Anyway this idea was to start another race riot all in the name of art. What we would do is catch the last train to Cronulla, hide in the station until the station staff went home and paste up Lebanese flags all over the walls. Commuters would wake up, people would get angry and fights would break out. It would require no spark by either whites or Lebanese, just the image of the flag. The rest would work itself out. It would be a commentary on the hotheadedness and stupidity of white Australia whether a riot broke out or if it made the news. The hatred would start up again and then I would come out and take credit for the whole thing then hop on a plane to Panama never to be seen again.

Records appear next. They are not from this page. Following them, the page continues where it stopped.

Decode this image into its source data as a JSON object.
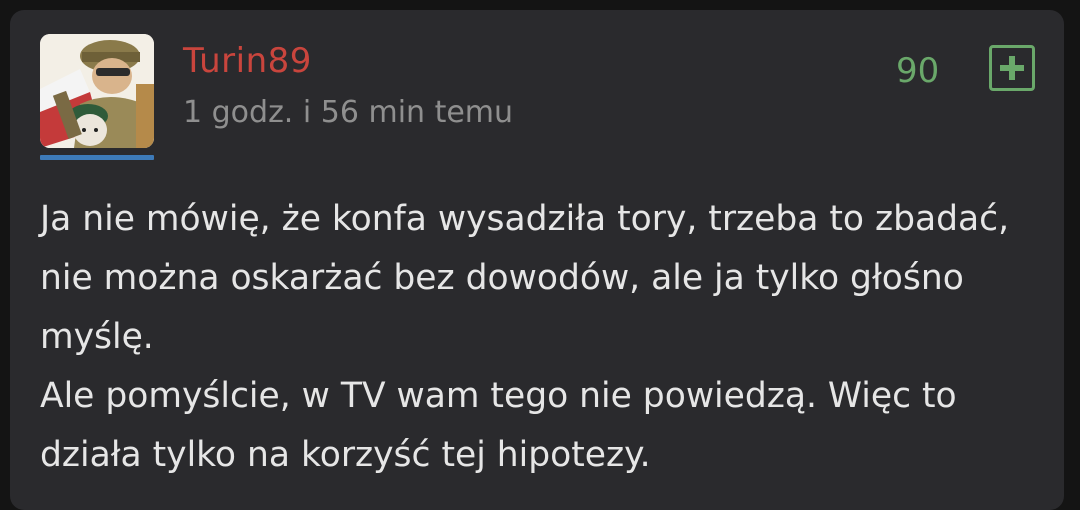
{
  "comment": {
    "author": "Turin89",
    "timestamp": "1 godz. i 56 min temu",
    "score": "90",
    "upvote_icon": "plus-box-icon",
    "paragraphs": [
      "Ja nie mówię, że konfa wysadziła tory, trzeba to zbadać, nie można oskarżać bez dowodów, ale ja tylko głośno myślę.",
      "Ale pomyślcie, w TV wam tego nie powiedzą. Więc to działa tylko na korzyść tej hipotezy."
    ]
  },
  "colors": {
    "background": "#141414",
    "card": "#2a2a2d",
    "author": "#c9453d",
    "timestamp": "#8f8f8f",
    "score": "#6aa86a",
    "text": "#e6e6e6",
    "avatar_underline": "#3d7ab8"
  }
}
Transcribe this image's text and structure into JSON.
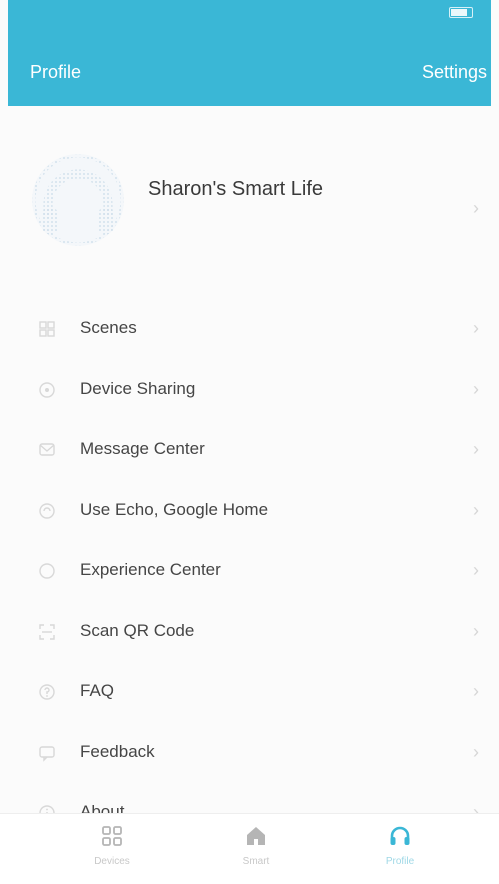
{
  "status_bar": {
    "carrier": "",
    "time": "",
    "battery": ""
  },
  "nav": {
    "title": "Profile",
    "settings_label": "Settings"
  },
  "profile": {
    "name": "Sharon's Smart Life",
    "avatar_icon": "headphones-avatar-icon"
  },
  "menu": [
    {
      "label": "Scenes",
      "icon": "scenes-icon"
    },
    {
      "label": "Device Sharing",
      "icon": "device-sharing-icon"
    },
    {
      "label": "Message Center",
      "icon": "message-center-icon"
    },
    {
      "label": "Use Echo, Google Home",
      "icon": "echo-google-home-icon"
    },
    {
      "label": "Experience Center",
      "icon": "experience-center-icon"
    },
    {
      "label": "Scan QR Code",
      "icon": "scan-qr-icon"
    },
    {
      "label": "FAQ",
      "icon": "faq-icon"
    },
    {
      "label": "Feedback",
      "icon": "feedback-icon"
    },
    {
      "label": "About",
      "icon": "about-icon"
    }
  ],
  "chevron": "›",
  "tabs": [
    {
      "label": "Devices",
      "icon": "grid-icon",
      "active": false
    },
    {
      "label": "Smart",
      "icon": "home-icon",
      "active": false
    },
    {
      "label": "Profile",
      "icon": "headphones-icon",
      "active": true
    }
  ],
  "colors": {
    "accent": "#3ab7d6",
    "active_tab": "#9fd8e6",
    "text": "#454545"
  }
}
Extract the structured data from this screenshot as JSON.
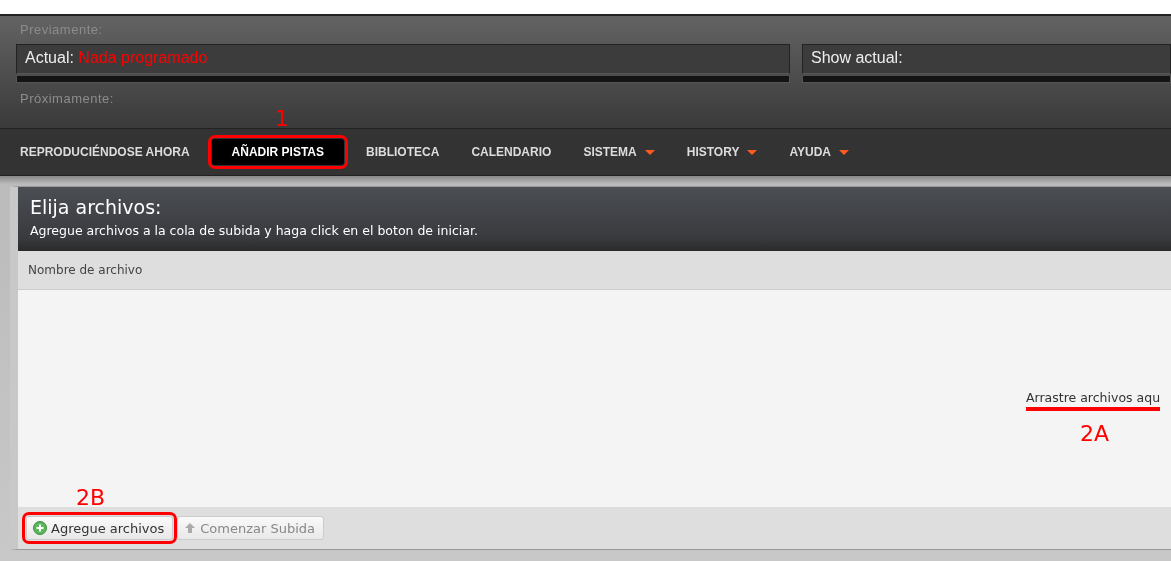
{
  "header": {
    "previous_label": "Previamente:",
    "current": {
      "label": "Actual:",
      "value": "Nada programado"
    },
    "show": {
      "label": "Show actual:"
    },
    "next_label": "Próximamente:"
  },
  "nav": [
    {
      "label": "REPRODUCIÉNDOSE AHORA",
      "selected": false,
      "dropdown": false
    },
    {
      "label": "AÑADIR PISTAS",
      "selected": true,
      "dropdown": false,
      "annotation": "1"
    },
    {
      "label": "BIBLIOTECA",
      "selected": false,
      "dropdown": false
    },
    {
      "label": "CALENDARIO",
      "selected": false,
      "dropdown": false
    },
    {
      "label": "SISTEMA",
      "selected": false,
      "dropdown": true
    },
    {
      "label": "HISTORY",
      "selected": false,
      "dropdown": true
    },
    {
      "label": "AYUDA",
      "selected": false,
      "dropdown": true
    }
  ],
  "uploader": {
    "title": "Elija archivos:",
    "subtitle": "Agregue archivos a la cola de subida y haga click en el boton de iniciar.",
    "column": "Nombre de archivo",
    "drop_hint": "Arrastre archivos aqu",
    "drop_annotation": "2A",
    "buttons": [
      {
        "label": "Agregue archivos",
        "kind": "add",
        "disabled": false,
        "annotation": "2B"
      },
      {
        "label": "Comenzar Subida",
        "kind": "upload",
        "disabled": true
      }
    ]
  }
}
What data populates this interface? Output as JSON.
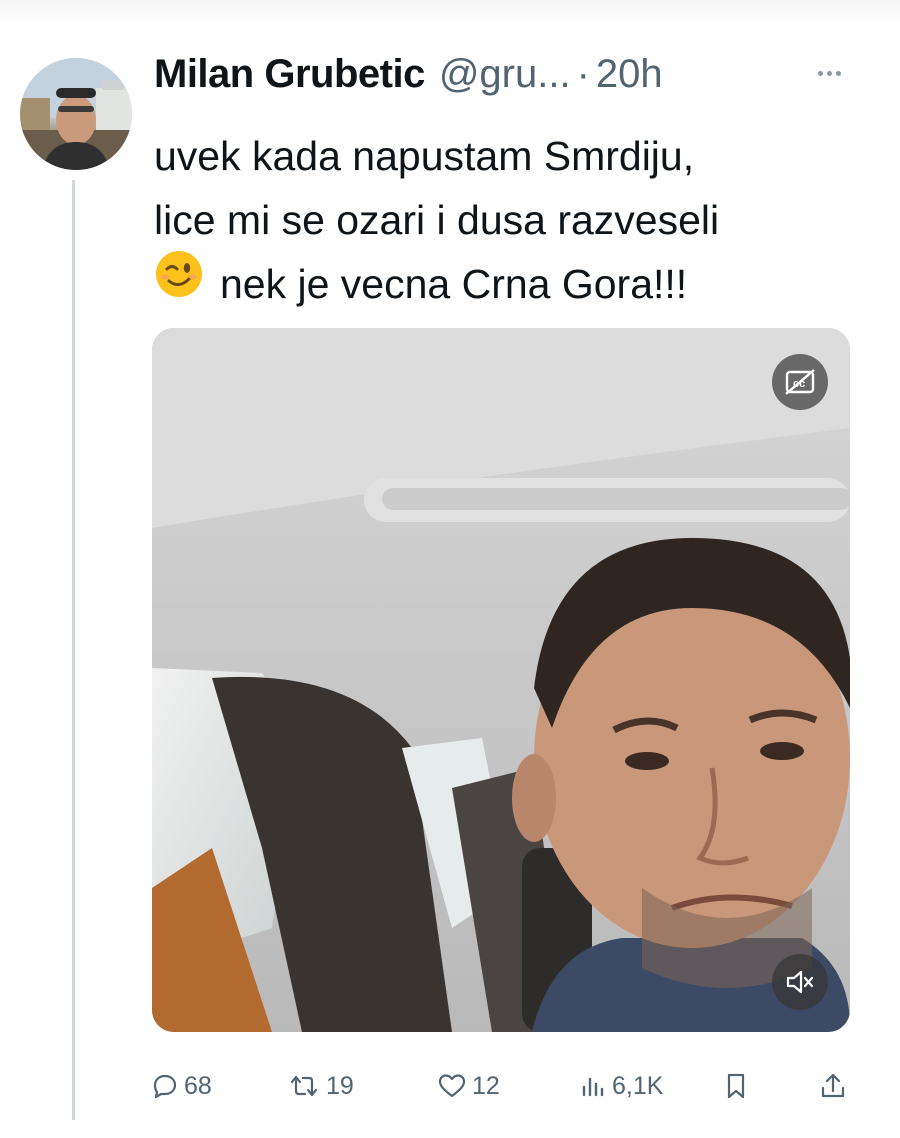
{
  "tweet": {
    "author_name": "Milan Grubetic",
    "author_handle": "@gru...",
    "separator": "·",
    "time": "20h",
    "text_lines": [
      "uvek kada napustam Smrdiju,",
      "lice mi se ozari i dusa razveseli",
      "nek je vecna Crna Gora!!!"
    ],
    "emoji": "😉",
    "media": {
      "type": "video",
      "captions_icon": "captions-off-icon",
      "mute_icon": "muted-speaker-icon"
    }
  },
  "actions": {
    "replies": "68",
    "reposts": "19",
    "likes": "12",
    "views": "6,1K"
  },
  "colors": {
    "text": "#0f1419",
    "secondary": "#536471",
    "thread_line": "#cfd9de"
  }
}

Obviously we never went ahead with it. The complete recklessness of the idea and the danger it could potentially bring to hundreds, if not thousands of people wasn’t worth the risk plus people would want to kill me and that’s never fun. I still think that if anyone did get hurt because of a few paste ups at a train station they either had it coming or the person hurting them was such a backwards retard they will get theirs someday.
As a resident of Sydney I was ashamed to see people fighting like they did in 2005 because we actually do have it pretty good here but there is a dark comedy when it comes to racism I have always found open to exploitation. I still kind of wish I had the cojones to pull something like that off.
I just hope that if we have to have another race riot it starts in the name of art.
While I agree the above art riot sounds like a dangerous idea, art stunts and installations thrill me above any other form of artistic expression because they are happenings – they need people in space and time to react and actively interact for the art to happen at all. The installation itself isn’t the art until it’s intercepted, and in order to be properly intercepted it needs to reach people before and after it exists in a room. Like you found with your OAF cube, you can rarely predict how people respond. You may have started a riot or become a minor irritation for rail cleaning staff. That’s the beauty of it – it’s a dare to the world around you. Stunning ideas are born on couches in the art community. Less of them should die there.